There are two characteristic examples of animal communities with a sort of hierarchy that are used as examples of social structure, one that we’re supposed to be unable to escape from. The first concerns the wolves. According to the argument, in wolves’ herds there is a certain role to every person, in respect with their age, sex and physical power. The equilibrium provided by the developed relationships into them is shown as a paradigm to follow in our human societies. The second, is the presentation of ants’ societies, where there are leaders, workers, hard-workers and lazy ones. According to our knowledge in an ants’ society there should always be an equilibrium between the number of hard-workers and lazy persons, proving that this is a natural equilibrium who should characterize any society of any species of the animalia kingdom.

There are two points concerning this part of the argument.
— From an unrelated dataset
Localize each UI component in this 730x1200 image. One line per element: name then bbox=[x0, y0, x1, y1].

First, are humans biologically the same with the animals? One of the most characteristic distinctions between human and other forms of life is the fact that contrary to them, newly born humans aren’t able to be autonomous and be part of our society. Actually, humans are developed biologically in our societies. If you take any animal, in a relatively short period after its birth it will be able to walk, to communicate, to be equal member of its society. This is something that doesn’t concern humans, as we don’t use only our animalistic instinct to manage situations and control our social behavior. Take the example of ants. They build enormously completive systems to live, but for this they just use something that nature gave them, orientation with organs sensitive to magnetic field. On the other hand a human should use a compass, and guess what, in order to do it, instinct alone isn’t enough.
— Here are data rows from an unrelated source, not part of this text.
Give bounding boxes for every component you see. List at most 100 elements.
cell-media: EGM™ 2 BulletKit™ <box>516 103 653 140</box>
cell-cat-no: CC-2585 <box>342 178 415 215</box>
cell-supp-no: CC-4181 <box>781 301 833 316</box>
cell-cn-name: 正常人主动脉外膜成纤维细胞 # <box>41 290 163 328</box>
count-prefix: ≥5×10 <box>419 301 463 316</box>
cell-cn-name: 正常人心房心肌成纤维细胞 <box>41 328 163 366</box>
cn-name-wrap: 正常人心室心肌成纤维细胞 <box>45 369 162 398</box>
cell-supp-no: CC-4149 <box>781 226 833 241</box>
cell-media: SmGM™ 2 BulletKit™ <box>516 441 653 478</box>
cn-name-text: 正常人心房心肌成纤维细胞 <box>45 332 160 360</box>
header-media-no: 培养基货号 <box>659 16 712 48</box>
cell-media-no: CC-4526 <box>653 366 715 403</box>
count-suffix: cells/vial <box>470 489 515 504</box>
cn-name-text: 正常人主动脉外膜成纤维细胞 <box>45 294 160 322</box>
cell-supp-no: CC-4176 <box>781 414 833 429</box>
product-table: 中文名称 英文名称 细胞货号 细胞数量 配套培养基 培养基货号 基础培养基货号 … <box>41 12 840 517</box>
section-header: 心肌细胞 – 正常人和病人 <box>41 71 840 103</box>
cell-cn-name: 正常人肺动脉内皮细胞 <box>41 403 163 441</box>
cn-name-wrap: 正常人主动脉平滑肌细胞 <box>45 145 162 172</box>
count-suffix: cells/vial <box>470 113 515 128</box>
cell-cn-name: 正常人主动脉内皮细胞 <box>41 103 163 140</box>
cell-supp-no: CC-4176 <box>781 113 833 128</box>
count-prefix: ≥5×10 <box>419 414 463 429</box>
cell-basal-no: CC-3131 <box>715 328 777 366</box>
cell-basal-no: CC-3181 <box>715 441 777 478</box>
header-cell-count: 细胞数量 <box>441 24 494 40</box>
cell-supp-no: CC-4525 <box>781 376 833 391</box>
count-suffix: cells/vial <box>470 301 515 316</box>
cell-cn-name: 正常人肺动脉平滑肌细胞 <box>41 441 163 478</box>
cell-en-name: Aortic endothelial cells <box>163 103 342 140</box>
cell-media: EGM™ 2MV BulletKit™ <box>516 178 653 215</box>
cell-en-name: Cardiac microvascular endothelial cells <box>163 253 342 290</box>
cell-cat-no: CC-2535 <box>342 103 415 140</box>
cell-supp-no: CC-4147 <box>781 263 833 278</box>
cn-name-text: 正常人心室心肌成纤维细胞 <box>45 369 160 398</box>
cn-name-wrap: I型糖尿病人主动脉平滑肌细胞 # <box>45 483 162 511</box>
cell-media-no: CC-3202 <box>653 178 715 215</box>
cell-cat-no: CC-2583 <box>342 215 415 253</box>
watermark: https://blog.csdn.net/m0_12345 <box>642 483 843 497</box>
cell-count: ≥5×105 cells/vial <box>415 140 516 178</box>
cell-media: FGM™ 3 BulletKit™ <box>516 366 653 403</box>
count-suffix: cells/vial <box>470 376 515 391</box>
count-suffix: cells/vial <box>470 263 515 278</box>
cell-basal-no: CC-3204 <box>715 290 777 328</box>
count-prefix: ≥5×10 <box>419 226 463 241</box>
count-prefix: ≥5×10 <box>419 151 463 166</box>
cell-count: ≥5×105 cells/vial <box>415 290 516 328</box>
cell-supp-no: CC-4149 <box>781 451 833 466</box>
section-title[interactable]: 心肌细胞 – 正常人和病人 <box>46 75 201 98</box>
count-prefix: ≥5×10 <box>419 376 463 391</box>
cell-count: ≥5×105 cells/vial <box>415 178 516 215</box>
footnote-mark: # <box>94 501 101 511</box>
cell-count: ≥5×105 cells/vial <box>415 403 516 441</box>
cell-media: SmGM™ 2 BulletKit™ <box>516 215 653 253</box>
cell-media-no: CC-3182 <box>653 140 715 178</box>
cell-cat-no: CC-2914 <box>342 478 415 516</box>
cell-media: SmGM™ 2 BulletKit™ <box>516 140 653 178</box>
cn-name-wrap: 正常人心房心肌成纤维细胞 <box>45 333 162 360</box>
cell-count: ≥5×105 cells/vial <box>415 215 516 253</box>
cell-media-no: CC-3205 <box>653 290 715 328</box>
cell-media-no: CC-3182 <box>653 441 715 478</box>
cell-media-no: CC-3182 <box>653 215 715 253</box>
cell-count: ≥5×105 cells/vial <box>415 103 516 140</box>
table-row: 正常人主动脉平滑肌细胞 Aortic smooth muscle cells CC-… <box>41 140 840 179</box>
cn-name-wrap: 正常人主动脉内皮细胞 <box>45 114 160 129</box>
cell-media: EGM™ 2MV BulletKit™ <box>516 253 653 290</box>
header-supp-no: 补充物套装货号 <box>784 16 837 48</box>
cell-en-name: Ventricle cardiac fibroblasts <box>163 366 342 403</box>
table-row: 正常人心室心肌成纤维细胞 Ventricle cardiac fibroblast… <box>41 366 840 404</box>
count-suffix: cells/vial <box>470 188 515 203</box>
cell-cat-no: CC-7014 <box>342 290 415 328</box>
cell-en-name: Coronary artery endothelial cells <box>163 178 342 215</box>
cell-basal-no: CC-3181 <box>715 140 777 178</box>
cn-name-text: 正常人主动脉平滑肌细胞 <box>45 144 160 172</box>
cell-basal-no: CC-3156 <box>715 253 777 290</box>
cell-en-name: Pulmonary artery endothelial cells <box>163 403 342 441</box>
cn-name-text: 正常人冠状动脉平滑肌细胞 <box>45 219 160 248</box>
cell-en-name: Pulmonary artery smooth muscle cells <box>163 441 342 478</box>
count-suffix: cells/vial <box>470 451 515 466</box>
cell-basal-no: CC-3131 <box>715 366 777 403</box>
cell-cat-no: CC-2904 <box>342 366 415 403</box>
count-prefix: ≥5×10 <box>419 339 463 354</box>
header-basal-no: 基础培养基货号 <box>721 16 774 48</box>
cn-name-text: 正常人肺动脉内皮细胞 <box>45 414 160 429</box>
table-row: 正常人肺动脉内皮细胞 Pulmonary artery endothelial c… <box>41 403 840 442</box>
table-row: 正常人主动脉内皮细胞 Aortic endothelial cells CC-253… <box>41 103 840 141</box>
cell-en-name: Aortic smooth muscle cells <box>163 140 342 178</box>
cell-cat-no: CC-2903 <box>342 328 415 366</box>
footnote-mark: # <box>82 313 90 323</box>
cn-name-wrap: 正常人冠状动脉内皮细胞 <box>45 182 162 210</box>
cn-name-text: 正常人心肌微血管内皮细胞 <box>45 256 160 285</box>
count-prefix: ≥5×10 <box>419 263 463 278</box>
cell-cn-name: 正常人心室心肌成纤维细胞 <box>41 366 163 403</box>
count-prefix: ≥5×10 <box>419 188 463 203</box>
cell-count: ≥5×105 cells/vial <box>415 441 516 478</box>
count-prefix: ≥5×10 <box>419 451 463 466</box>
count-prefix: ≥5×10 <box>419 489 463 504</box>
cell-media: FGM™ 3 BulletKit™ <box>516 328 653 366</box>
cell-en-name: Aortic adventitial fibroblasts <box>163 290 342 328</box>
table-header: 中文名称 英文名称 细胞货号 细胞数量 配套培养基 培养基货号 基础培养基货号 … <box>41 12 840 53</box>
Second, biologically, our nature is different. Our brain is different. Have you ever heard of the external part of our brain, named vortex? Nature, biological evolution provide this tool to our bodies in order to use it. Otherwise we wouldn’t ever had elections, laws, ideology, economy and mane other unique features of our civilization. If this nature could never change we should still live alone, by using only the reptilian interior part of our brain. So, the next time that somebody raises this argument a good answer would be to ask him to try to respect the nature, and live alone from societies, by using only the R-complex.

Then, if nature distinguishes us from animals, can this apply from other humans? What do you think?
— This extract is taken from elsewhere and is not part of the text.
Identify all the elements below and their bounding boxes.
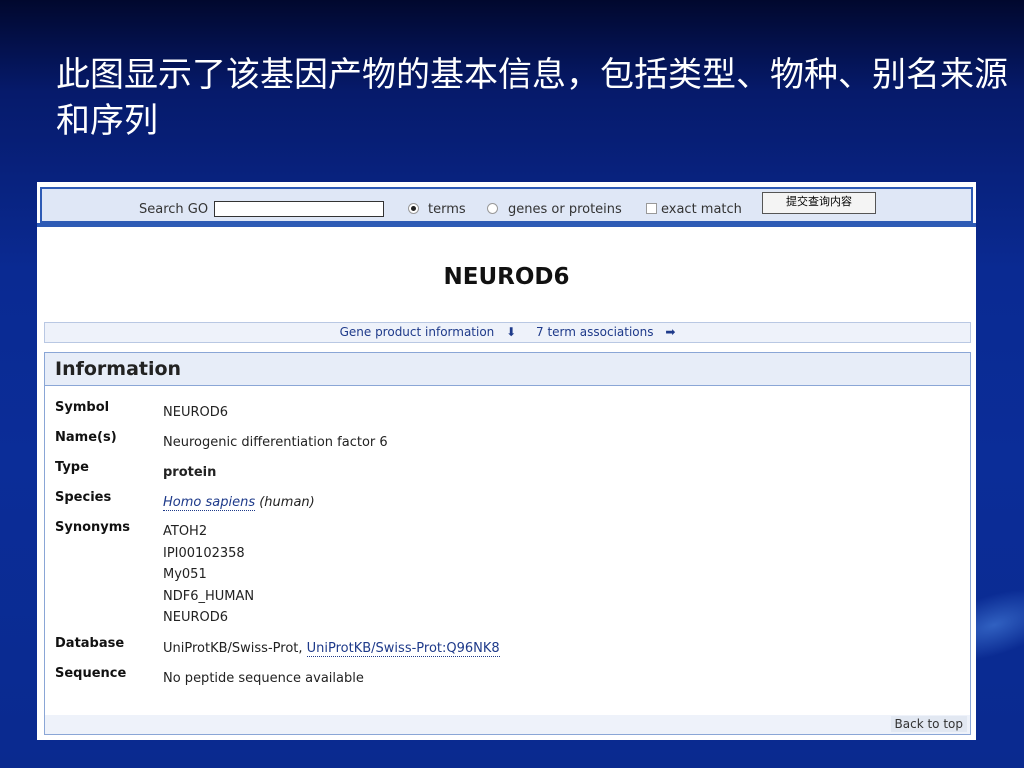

In order to give an answer to this question we should define the first “human” in our questioning. Do we talk about primates? Australopithecus? Homo erectus? Homo sapiens? All these species are part of an unstoppable evolution and genetic changes happened many times as result to the social behavior. Even if the latter is strongly dependent to our physiology, it can affect it and the existence of our ancestors’ communities changed also our physiology and nature. It was a long and hard fight in order to move on and what we live today isn’t the state after its end, but just a part of this unstoppable process. Even in very short periods, that means from the first raise of our civilization, we achieved as species to create amazing societies, leave our trace on our planet, reform its surface and even obtain the knowledge how to destroy it. Do you think that this isn’t an evolution, a change in the “eternal human nature”?

Fortunately we aren’t imprisoned in our instincts. We can build a better society, a harmonic civilization for all of us. Don’t be afraid of mother nature, it’s historically proven that she helps us in every step towards this direction!